News:
The Stark Law: What's at Stake for Healthcare Marketers
Lynn Gordon Quoted in Healthcare Insight
06/01/10
To read the full article, view the related file at left.
The Stark law prohibits a physician with a direct or indirect financial relationship with an entity, such as a hospital, from referring Medicare patients for designated health services (DHS) to that hospital. DHS can cover a variety of medical services, such as clinical diagnostic tests, physical therapy, or inpatient and outpatient hospital services.
To comply with the Stark law, marketing professionals must balance how physicians are advertised within publications, Web sites, or other mediums. While a simple listing of specialists or physicians on staff at a specific facility is considered an incidental—and acceptable—benefit, marketers should carefully consider the usage of individual physicians in hospital marketing pieces, including community magazines.
“Since marketing has a financial value to individual physicians, this inclusion can implicate the Stark law and result in illegal referrals to the hospital and related illegal claims by the hospital for referred services, if an applicable Stark law exception is not met,” says Lynn Gordon, JD, Esquire, partner with the Healthcare Department of Ungaretti & Harris LLP. “Marketing departments need to understand the Stark law so the hospital or an implicated physician are not subjected to penalties under Stark.”
In considering the extent to which an individual physician can be included in hospital marketing, the first guideline to consider is whether the physician is an employee of the hospital. If so, the marketing can be argued to be for the sole benefit of the employer or to be part of the fair market value compensation for the employed physician’s services under the employment exception to Stark. If he or she is not a hospital or health system employee, then any marketing beyond basic incidental listing of all physicians on staff must meet a different Stark exception.
The non monetary compensation exception will most often apply to the utilization of individual physicians or practices within hospital marketing materials and includes three conditions that must be satisfied—the compensation (marketing) cannot be determined in a way that takes into account the volume or value of referrals generated by the physician; the compensation may not be solicited by the physician or the physician’s practice (including all staff members); and the compensation cannot violate the anti-kickback statute or any other federal or state law. (For more information about non-monetary compensation, see “Reading the Small Print.”)
Beyond Marketing Materials
Even if a particular physician is not included in a healthcare publication or media advertisement, the Stark law can also apply to any payments or gifts of monetary value, such as trips or meals.
Each calendar year, an individual physician may receive up to a certain amount in non-monetary compensation, and this amount is adjusted annually for inflation.

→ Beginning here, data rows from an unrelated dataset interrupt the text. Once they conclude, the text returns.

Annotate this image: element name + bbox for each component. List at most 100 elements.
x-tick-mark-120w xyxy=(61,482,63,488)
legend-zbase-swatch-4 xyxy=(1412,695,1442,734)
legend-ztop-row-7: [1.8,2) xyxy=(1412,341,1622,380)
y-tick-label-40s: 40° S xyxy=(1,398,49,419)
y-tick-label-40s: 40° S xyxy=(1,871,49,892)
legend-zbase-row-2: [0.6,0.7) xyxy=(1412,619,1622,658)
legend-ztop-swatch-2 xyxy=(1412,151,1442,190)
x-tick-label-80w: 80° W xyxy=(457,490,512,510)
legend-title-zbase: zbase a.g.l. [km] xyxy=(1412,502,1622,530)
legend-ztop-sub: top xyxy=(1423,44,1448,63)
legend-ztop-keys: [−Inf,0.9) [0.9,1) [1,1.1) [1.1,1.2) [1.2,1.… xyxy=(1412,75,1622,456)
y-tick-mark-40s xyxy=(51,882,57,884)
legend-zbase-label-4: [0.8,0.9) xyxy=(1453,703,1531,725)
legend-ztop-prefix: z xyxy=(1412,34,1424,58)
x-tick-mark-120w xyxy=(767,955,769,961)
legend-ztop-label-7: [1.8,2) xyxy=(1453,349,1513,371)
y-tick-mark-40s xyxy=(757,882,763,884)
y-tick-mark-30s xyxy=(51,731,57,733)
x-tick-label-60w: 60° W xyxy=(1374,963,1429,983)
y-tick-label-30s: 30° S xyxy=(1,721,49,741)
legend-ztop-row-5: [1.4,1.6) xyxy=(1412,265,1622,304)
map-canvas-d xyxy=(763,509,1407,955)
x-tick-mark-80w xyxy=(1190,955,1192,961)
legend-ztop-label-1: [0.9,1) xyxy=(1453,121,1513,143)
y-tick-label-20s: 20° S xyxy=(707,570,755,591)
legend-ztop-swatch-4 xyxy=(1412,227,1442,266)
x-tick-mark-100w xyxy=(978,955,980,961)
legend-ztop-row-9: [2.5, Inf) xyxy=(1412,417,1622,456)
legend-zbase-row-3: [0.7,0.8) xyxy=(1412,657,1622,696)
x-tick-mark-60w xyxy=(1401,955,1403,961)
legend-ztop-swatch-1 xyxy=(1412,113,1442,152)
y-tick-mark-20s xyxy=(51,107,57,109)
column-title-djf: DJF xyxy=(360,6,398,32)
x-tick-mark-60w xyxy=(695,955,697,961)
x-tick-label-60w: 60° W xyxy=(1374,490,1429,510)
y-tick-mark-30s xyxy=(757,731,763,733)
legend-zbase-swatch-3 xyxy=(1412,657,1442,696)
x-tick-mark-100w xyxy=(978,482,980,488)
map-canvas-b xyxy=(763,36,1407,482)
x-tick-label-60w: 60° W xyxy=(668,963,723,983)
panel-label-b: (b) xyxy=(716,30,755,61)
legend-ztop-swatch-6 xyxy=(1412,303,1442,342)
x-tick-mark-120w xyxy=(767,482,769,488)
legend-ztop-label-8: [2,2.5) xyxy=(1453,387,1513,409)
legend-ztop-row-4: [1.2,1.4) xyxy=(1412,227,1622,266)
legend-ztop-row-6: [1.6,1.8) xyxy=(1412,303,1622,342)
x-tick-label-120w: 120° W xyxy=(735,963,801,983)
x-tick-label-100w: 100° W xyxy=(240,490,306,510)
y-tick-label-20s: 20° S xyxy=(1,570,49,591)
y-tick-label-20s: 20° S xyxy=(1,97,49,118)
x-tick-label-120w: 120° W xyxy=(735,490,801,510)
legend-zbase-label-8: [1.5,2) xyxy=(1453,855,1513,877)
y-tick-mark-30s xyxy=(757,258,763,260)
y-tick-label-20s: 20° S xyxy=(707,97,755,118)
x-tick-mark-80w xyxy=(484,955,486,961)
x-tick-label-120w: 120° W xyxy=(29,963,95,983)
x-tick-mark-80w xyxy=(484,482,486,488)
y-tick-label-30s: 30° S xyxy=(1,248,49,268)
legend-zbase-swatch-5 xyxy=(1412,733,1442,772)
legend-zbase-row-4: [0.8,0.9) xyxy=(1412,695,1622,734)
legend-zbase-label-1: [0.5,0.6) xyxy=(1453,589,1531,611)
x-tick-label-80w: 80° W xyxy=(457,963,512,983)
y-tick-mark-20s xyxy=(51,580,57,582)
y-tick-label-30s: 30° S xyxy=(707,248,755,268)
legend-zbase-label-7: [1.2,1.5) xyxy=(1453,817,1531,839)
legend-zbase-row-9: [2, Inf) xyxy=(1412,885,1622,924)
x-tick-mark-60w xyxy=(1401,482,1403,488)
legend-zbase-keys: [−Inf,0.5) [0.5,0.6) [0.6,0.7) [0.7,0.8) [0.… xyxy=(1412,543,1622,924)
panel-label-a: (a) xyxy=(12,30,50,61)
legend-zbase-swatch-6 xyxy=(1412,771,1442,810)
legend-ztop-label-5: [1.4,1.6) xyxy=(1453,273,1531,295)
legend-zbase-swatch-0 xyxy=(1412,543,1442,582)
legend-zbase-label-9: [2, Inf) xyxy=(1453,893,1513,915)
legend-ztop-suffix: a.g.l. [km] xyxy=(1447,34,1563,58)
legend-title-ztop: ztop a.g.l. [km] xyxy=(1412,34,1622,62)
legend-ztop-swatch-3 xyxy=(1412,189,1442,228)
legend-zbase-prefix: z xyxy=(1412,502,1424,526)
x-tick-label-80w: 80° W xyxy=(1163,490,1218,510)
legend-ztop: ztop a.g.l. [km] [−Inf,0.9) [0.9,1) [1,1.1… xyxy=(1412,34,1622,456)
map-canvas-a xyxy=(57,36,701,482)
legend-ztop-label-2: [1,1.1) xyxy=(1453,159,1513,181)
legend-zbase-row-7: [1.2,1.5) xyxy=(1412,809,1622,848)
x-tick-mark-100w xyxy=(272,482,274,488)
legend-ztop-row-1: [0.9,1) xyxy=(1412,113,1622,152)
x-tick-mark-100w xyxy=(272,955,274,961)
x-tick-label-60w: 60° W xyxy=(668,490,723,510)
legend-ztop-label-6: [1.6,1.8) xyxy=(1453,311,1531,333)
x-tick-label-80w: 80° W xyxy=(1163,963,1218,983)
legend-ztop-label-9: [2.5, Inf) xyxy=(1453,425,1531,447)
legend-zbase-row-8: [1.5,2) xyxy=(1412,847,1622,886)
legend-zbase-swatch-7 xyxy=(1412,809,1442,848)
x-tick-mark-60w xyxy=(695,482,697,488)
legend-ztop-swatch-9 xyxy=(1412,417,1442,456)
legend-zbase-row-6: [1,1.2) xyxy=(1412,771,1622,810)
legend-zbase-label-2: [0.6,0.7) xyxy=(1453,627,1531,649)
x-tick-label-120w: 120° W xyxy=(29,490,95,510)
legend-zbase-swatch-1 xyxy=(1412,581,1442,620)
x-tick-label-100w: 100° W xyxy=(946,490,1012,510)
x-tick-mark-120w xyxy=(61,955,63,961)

It’s vital that marketing professionals keep track of any items a physician might receive, whether it’s tickets to a sporting event or even a lab coat. This also includes any gifts given to employees in a physician’s practice. However, under the regulations of Phase III of the Stark law, hospitals and healthcare systems are allowed to sponsor one local medical staff appreciation event per year, and such costs are not included in the non-monetary compensation annual cap.
Reading the Small Print
Since the Stark law is very involved, healthcare marketers need to take time to read over it carefully before initiating a new marketing campaign. “Stark’s definition of a compensation arrangement is very broad,” says Chris M. Morrison, attorney in the Health Law Group of GrayRobinson, P.A. “Any kind of marketing activity performed or funded by a DHS entity that benefits a referring physician potentially creates a financial relationship between the entity and the physician.”
When marketing to current and potential patients, it’s important that healthcare marketers use legal resources available to them within their hospital to ensure their plans are well within the limits of the Stark law.
“Marketing professionals who work for larger DHS entities, such as hospitals, may already have resources readily available to them that can help with these issues,” says Morrison. “For example, there may be policies and procedures in place to provide guidance on marketing activities in order to reduce the risk of causing Stark violations. The entity’s compliance department or general counsel’s office should be able to assist if there is a question about a particular activity.”
Whether you are working for a large health system or a private practice, it’s important to become familiar with the variety of exceptions related to Stark law. Exceptions can include nonmonetary compensation not exceeding the annual cap ($355 in 2010); benefits provided for the sole purpose of use on the hospital campus; and items for which physicians reimburse the hospital or health system fair market value.
“Other exceptions may be available for activities involving employed or recruited physicians,” says Morrison. “Again, these have a number of conditions that must be met in order for these exceptions to apply.”
The Cost of Violations
If it is determined that the Stark law has been violated, it could cost your hospital thousands, if not millions of dollars.
“Sanctions for a prohibited referral under the Stark law include denial of payments from Medicare or a recall of payment that has been made for any related services that are delivered under the Medicare program,” says Gordon. “The government may also assess civil monetary penalties of up to $15,000 for each service at issue.”
Additionally, if a physician knowingly enters into an agreement that he or she could financially benefit from, he or she could be fined $100,000 for each agreement.